Banoffee pie
- Charlotte Pedersen
- Apr 7, 2024
- 2 min read
Updated: Jun 6, 2024
Recipe
Crust. Combination of:
Graham cracker crust for key lime pie - Claire Saffitz (Ingredients - no sugar added)
Graham cracker crust for banoffee pie - Sally's baking addiction (15 minute bake time)
Filling:
Banoffee Pie - "Bake", Paul Hollywood (With 3 bananas instead of 4 or 5)
Stabilized whipped cream. My own take:
1 1/4 cup whipping cream (as per "Bake")
~ 2 tbsp instant vanilla pudding powder
How it turned out
Wow — this one is a winner. With such rich flavours and textures, it feels like a recipe that should be more complex, but actually turned out to be quite simple.
What I learned
Easier is better. I decided to manually crush the graham crackers with a rolling pin. I think next time I'll just pulse them in a food processor to get a more consistent crumb. The larger chunks made it harder to mold nicely into the pie dish, especially along the sides. So it lost some of its elegant fluting.
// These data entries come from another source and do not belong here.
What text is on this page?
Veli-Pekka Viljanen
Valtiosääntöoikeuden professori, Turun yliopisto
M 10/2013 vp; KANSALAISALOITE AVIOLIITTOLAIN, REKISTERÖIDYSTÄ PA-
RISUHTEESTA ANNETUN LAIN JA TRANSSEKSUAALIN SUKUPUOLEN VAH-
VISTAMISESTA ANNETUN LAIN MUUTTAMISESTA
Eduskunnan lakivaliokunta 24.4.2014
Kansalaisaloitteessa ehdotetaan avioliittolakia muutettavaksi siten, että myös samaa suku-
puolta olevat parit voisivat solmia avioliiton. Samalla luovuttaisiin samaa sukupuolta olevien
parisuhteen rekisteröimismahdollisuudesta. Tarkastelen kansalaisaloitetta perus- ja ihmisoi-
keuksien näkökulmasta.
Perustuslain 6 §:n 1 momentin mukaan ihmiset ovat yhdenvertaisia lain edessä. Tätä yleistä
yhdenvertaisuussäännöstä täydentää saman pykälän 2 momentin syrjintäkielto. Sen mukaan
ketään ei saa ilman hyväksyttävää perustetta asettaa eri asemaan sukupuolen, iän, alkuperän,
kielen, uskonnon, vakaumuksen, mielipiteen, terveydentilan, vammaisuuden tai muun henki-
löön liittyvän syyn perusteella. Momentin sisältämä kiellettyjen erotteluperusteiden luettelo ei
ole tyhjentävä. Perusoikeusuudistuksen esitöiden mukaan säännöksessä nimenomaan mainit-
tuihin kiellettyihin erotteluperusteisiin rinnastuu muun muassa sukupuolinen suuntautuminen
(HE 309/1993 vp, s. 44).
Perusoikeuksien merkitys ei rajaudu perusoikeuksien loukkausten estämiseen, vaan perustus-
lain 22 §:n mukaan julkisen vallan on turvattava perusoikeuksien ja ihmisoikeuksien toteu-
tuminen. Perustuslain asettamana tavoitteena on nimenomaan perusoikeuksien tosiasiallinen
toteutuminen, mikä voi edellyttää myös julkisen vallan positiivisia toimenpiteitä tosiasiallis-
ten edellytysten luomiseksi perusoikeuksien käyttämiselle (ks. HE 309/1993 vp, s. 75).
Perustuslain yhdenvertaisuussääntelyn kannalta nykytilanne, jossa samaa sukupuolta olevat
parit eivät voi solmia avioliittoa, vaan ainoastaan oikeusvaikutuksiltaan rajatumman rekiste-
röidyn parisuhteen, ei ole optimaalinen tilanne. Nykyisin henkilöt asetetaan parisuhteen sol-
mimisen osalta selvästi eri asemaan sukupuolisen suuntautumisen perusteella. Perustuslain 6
Size matters. Most of the recipes called for an 8" pie dish. I only had 9.5". Which means the amount of crumb didn't quite cover the dish as nicely/thick as I would have liked. So after I baked it, I sprinkled some corn starch where I thought the crumb wasn't packed as tight. I've made a note for next time to use at least 200g of graham crackers when using a larger dish.
Size matters 2.0. The larger pie dish meant more surface area for the whipped cream to cover. If using this larger dish again, I'd likely use 1/4 cup more of whipping cream. (And maybe whip 15-30 seconds less so it spreads out a bit more.)